LOCATION: Southern England
WORDS: Gareth E. Rees, author of Unofficial Britain
“Global warming had gone past the tipping point, the reporter said. Melissa kept hearing this over and over, that the catastrophe was already under way. But at B&Q, everything looked the same as it always had. It was the end of the world and she was totally bored.” [From ‘Meet on the Edge’ (Terminal Zones, Influx Press, 2022) ]
My new book of short fiction, Terminal Zones, is set in the near future, where ordinary people are driven to extremes by the effects of late capitalism and ecological collapse.
The stories take place in what I describe as ‘terminal zones’: the crumbling southern English coast, consumed by storm tides and rising seas; the edgelands between town and country, where those dispossessed by neoliberalism find themselves an uneasy refuge; and the polar ice caps, at the very ends of the earth, transforming rapidly in an era of global warming.
If you are familiar with my recent non-fiction works, Unofficial Britain and Car Park Life, you’ll recognise much of the terrain in Terminal Zones. These stories were a fictional outlet for some of the ideas that were too weird and speculative to include in those books. But together in this collection they form a disturbing portrait of a civilisation on the brink, seen through the perspectives of stressed, anxious people in everyday places.
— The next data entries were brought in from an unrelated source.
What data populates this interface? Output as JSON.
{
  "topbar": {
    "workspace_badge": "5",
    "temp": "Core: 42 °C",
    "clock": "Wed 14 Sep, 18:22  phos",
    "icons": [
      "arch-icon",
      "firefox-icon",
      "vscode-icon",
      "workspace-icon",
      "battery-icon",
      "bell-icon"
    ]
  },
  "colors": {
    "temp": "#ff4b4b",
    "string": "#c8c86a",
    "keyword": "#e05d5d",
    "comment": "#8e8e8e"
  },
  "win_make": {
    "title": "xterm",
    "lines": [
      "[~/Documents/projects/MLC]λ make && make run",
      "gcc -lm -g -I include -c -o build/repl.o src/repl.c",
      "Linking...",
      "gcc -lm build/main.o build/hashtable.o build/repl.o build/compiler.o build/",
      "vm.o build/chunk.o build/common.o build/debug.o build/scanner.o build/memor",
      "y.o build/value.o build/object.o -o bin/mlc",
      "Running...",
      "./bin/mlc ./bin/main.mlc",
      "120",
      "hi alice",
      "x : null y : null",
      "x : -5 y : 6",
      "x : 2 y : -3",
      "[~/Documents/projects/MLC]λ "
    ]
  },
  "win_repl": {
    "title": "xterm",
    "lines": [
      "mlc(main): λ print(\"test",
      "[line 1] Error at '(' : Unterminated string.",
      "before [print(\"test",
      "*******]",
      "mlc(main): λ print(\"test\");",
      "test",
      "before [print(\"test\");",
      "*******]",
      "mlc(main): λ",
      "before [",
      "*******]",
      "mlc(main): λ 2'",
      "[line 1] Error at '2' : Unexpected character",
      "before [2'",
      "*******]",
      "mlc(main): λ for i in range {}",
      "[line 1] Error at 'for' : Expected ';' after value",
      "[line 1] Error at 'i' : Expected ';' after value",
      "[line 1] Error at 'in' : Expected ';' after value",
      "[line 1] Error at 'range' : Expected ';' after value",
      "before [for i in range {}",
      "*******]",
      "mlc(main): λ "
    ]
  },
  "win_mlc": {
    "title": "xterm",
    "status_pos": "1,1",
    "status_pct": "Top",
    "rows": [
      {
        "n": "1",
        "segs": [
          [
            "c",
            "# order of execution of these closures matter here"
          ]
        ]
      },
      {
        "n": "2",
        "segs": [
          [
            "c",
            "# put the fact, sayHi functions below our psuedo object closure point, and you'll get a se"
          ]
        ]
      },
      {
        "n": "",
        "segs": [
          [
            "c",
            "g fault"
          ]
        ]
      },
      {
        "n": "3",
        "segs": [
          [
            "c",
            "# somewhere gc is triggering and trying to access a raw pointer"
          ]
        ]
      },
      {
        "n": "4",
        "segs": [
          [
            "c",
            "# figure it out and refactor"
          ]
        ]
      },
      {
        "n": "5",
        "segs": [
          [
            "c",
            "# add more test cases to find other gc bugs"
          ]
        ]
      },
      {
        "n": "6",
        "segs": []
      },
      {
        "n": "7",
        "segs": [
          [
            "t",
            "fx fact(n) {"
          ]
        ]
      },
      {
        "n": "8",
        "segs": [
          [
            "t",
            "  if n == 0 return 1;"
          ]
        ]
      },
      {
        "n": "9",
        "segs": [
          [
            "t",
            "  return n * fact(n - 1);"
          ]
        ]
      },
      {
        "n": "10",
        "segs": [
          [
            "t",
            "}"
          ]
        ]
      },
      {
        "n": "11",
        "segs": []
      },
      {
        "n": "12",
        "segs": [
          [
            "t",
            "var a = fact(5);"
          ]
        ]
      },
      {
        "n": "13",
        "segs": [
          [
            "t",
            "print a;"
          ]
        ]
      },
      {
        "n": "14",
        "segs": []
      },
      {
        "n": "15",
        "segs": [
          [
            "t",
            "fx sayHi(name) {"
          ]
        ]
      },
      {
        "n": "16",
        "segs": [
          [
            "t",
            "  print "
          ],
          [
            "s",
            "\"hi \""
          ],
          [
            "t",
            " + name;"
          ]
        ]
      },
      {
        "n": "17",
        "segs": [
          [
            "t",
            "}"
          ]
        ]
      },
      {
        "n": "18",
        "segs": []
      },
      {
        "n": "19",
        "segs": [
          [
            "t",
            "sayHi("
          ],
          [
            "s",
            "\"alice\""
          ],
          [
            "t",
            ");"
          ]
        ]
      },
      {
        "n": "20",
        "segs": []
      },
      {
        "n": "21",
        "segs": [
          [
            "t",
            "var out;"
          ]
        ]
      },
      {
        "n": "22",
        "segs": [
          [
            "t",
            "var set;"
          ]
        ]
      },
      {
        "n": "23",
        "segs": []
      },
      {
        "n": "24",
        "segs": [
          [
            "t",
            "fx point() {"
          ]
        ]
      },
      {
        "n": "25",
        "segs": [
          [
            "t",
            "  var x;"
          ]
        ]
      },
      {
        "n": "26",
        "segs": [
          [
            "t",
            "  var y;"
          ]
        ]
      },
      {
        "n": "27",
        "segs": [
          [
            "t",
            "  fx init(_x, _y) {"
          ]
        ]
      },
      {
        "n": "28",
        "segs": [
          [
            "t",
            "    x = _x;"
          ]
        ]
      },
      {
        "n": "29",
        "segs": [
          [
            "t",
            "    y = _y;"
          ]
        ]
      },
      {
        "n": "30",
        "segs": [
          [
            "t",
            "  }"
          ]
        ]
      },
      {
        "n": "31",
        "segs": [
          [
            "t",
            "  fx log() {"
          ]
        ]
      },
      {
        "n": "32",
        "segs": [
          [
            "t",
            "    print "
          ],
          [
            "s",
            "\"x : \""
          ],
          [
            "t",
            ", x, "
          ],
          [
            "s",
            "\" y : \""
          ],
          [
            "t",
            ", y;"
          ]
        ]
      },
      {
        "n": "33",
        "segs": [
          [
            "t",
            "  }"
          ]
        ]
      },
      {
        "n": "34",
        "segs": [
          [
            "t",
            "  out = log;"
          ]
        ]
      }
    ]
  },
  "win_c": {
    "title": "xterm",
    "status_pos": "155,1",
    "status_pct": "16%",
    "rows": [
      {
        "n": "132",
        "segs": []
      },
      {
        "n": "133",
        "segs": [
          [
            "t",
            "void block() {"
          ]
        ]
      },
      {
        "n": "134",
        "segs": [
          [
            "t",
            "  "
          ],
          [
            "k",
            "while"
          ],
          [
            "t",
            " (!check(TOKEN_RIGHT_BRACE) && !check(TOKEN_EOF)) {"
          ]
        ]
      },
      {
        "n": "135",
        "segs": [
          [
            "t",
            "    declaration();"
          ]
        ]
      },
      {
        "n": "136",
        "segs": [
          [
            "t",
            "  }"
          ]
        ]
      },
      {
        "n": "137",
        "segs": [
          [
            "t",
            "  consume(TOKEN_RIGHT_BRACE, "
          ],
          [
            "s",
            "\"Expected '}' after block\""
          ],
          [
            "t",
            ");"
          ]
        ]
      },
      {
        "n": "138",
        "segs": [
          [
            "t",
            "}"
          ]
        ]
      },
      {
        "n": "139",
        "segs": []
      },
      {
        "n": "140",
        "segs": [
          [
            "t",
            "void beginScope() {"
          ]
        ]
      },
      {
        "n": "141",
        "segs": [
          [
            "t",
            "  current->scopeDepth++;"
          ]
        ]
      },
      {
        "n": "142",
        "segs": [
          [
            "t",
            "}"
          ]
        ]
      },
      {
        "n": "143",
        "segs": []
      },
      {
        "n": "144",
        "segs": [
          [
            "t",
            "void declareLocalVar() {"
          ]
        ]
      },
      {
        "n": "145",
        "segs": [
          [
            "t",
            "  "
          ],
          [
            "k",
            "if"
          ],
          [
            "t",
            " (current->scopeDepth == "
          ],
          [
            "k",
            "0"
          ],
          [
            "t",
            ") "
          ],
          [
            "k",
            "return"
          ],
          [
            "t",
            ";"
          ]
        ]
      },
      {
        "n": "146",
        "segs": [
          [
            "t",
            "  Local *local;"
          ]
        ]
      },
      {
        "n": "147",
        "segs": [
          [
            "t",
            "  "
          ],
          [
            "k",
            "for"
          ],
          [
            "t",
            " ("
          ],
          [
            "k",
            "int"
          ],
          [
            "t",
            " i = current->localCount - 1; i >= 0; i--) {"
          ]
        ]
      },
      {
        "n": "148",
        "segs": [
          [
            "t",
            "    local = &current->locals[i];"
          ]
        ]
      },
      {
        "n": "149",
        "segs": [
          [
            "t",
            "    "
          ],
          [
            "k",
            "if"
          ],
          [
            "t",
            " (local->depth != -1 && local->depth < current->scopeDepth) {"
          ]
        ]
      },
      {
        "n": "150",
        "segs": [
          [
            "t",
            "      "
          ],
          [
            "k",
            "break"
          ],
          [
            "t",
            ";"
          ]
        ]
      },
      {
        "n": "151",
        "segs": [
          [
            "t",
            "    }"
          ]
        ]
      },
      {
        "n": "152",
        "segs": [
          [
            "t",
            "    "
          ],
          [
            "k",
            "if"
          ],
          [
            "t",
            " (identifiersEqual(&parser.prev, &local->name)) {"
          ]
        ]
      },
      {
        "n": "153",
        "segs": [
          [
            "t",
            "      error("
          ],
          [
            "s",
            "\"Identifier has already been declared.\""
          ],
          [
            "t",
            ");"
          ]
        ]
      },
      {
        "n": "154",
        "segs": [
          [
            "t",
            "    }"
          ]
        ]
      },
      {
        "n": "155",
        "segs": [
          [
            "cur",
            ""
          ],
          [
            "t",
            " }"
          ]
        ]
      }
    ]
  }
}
A troubled hipster is seduced by an electricity pylon… Sinister omens manifest in a supermarket car park…. a diabolical bioengineered entity lurks in a railway terminus… a former squatter clings to her home on a crumbling cliff… malevolent bacteria plague a polar icebreaker…a motorway bridge becomes a father… joyriders are foiled by Anglo Saxon floodwaters… the weekly bin collection pushes a bigot over the edge… vampiric entities stalk B&Q… and catastrophe comes to a zoo.
Terminal Zones is available now in paperback from Influx Press the usual online outlets and the best local bookshops.
REVIEWS for Terminal Zones….
‘Fresh and disturbing stories mapping out the pressure points in the psychedelic everyday – Rees consistently reaches the places others do not.’ – Will Wiles, author of Plume
‘Perfect pocket material for your own excursions into forgotten and ignored spaces. Take it with you as you explore towpaths, lay-bys, the far edges of retail parks, and those places whose DO NOT ENTER signs have long faded from oppressive sunlight and relentless rain…’ – Starburst
‘Strange, compelling and brilliantly funny.’ – Prano Bailey-Bond, director of Censor
‘Gareth E Rees propels us into a vast and uncanny future; showing us brief snatches of a world to come. A poignant message delivered with guile, wit and beauty.’ – Matt Wesolowski, author of Demon
‘I thoroughly enjoyed these unsettling, darkly funny tales of people and places at the margins of society. Terminal Zones is an outstanding collection that firmly establishes Gareth E. Rees as one of Britain’s foremost chroniclers of lives lived between the cracks.’ – Tim Major, author of Hope Island
‘All of the usual Gareth Rees tropes are here: motorways, pylons, car parks, retail parks and abandoned industrial sites. The thing that is new, that is experimental, is the range of characters Rees creates, a whole world of them. Some are more fully realised than others but they people his nightmares and, as a collective, they are the driving force behind these stories.’ – Psychogeographic Review
“A hugely entertaining read” – Buzzmag
“Existential angst meets the climate crisis in this thoughtful and entertaining short story collection.” – The Lonesome Reader
“…In pre-empting our ‘lost pasts’ Rees’s stories cling tightly to the present: with its bin days and its marshes and its pylons. We are, as Rees makes clear, irrevocably tangled in this world.” – Lunate
ABOUT THE AUTHOR
Gareth E. Rees is author of Unofficial Britain (Elliott & Thompson, 2020) Car Park Life (Influx Press 2019), The Stone Tide (Influx Press, 2018) and Marshland (Influx Press, 2013).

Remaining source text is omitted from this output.